Tag Archives: Job 39

Answers in Questions

Answers in Questions (CaD Job 39) Wayfarer

“Does the hawk take flight by your wisdom
    and spread its wings toward the south?”
Job 39:26 (NIV)

Jesus occasionally and famously answered questions with questions. When His enemies were trying to trap Him into saying something they could use against Him, He turned the tables and asked them whether his cousin, John the Baptist, baptized people with divine authority or if he was a crackpot who should be ignored. It was a lose-lose question for the powerful religious leaders. If they said John baptized with divine authority the crowds would ask why it was that they were so critical and dismissive of the John. If they said the popular desert preacher was a crackpot they would take a huge hit in their public approval ratings. Jesus’ enemies refused to answer His question, so He refused to answer theirs.

God has two discourses in which He speaks. to Job out of the storm. In each, God answers Job with rhetorical questions that Job could never answer. He begins with questions of the universe, the spirit realm, and the cosmology of the earth then switches to questions about the animal kingdom. With each question, Job’s ignorance and lack of knowledge is apparent, as is God’s power and sovereignty.

Like Jesus with His accusers, God refuses to answer Job’s questions unless Job can answer His. Job’s suffering is never mentioned. There is not even an acknowledgment of Job’s circumstances, his mock trial, his prosecutorial examination. or his “signed defense.”

As I pondered this in the quiet this morning, I heard the echo of God’s words through the prophet Isaiah:

“For my thoughts are not your thoughts,
    neither are your ways my ways,”
declares the Lord.
“As the heavens are higher than the earth,
    so are my ways higher than your ways
    and my thoughts than your thoughts.”

A few chapters back, I posited that when it comes to others lives and troubles “we don’t know what we don’t know.” Now God takes that reality to the highest level. I am ignorant of God’s designs and purposes. My finite mind can’t fully grasp the infinity of God’s power.
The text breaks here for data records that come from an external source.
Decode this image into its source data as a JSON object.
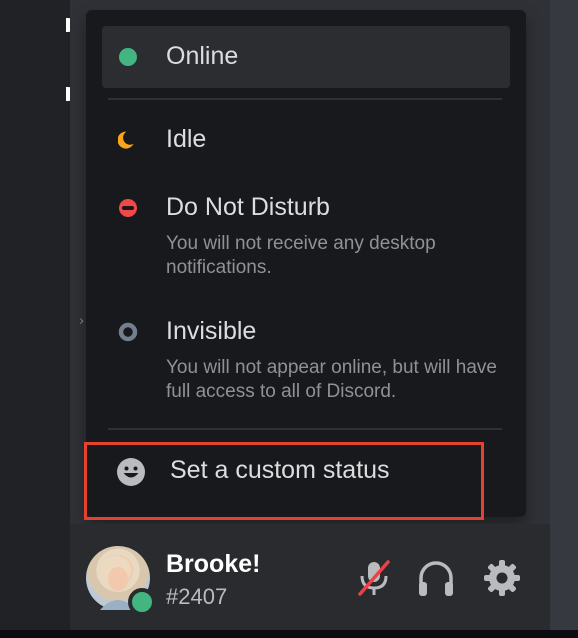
{
  "status_menu": {
    "items": [
      {
        "label": "Online",
        "description": "",
        "color": "#43b581",
        "icon": "online-dot-icon",
        "selected": true
      },
      {
        "label": "Idle",
        "description": "",
        "color": "#faa61a",
        "icon": "idle-moon-icon",
        "selected": false
      },
      {
        "label": "Do Not Disturb",
        "description": "You will not receive any desktop notifications.",
        "color": "#f04747",
        "icon": "dnd-icon",
        "selected": false
      },
      {
        "label": "Invisible",
        "description": "You will not appear online, but will have full access to all of Discord.",
        "color": "#747f8d",
        "icon": "invisible-ring-icon",
        "selected": false
      }
    ],
    "custom_status": {
      "label": "Set a custom status",
      "icon": "smiley-icon"
    }
  },
  "user_panel": {
    "username": "Brooke!",
    "discriminator": "#2407",
    "status_color": "#43b581",
    "controls": [
      {
        "name": "mute-microphone-icon",
        "state": "muted"
      },
      {
        "name": "headphones-icon"
      },
      {
        "name": "settings-gear-icon"
      }
    ]
  },
  "annotation": {
    "highlight_color": "#e5422e"
  }
}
Yet, as a disciple of Jesus I am assured in the Great Story that, ultimately and eternally, all things work together for good.
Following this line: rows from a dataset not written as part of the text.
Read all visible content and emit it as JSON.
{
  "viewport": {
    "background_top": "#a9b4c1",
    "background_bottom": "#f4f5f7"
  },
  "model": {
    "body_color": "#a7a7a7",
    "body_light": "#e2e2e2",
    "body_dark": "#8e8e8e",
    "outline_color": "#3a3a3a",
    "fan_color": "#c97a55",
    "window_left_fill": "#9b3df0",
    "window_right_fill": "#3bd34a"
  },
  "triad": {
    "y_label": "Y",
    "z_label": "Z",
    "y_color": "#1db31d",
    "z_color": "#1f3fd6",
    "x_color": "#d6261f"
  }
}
I can have faith in God and His promise that there is a plan and purpose into which my life and my troubles are woven.

Like Jesus’ enemies, I can also choose to walk away.

If you know anyone who might be encouraged by today’s post, please share.

The Eagle, Sovereignty, and Redemption

A photo I snapped of the eagle soaring over our cove a few summers ago.
A photo I snapped of the eagle soaring over our cove a few summers ago.

Does the eagle soar at your command
and build its nest on high?
Job 39:27 (NIV)

When I was a child in elementary school, I remember studying the American bald eagle and how near they were to extinction. I have memories of thinking that I might never see one and how sad that would be. The few that did exist, I was told, were in the wild of Alaska or the Rocky Mountains far from my home on the rolling plains of Iowa.

Much to my joy, bald eagles have become a fairly common sight near my Iowa hometown in recent years, though the sight never ceases to stop me in my tracks and fill me with wonder. Conservation efforts have worked. At our place on Lake of the Ozarks in Missouri there are eagles which nest in the back of our cove. There is nothing quite like the  sight of that giant raptor with it’s snowy white head and tail soaring right over you. This summer we even had the treat of watching a young eagle dive into the shallow water at the back of the cove over and over and over again learning to catch fish.

God’s questioning of Job in today’s chapter focuses on His sovereignty and care over creation. I find it interesting that creation has a natural order to it which God set into motion. It fascinates me how the animal and plant kingdoms operate in symbiotic relationships and function amazingly well in the propagation of life and the natural environment. Humanity has a way of coming along and messing things up more often than not. I would argue that it is a consequence of the Fall, and perhaps that is part of God’s point to Job.

I’m looking forward to seeing the eagles again at the lake this summer. They remind me that there is hope of redemption, even at the brink of extinction. A eucatastrophe in nature. This summer there will be an added layer of meaning as I remember God’s questioning of Job, and me.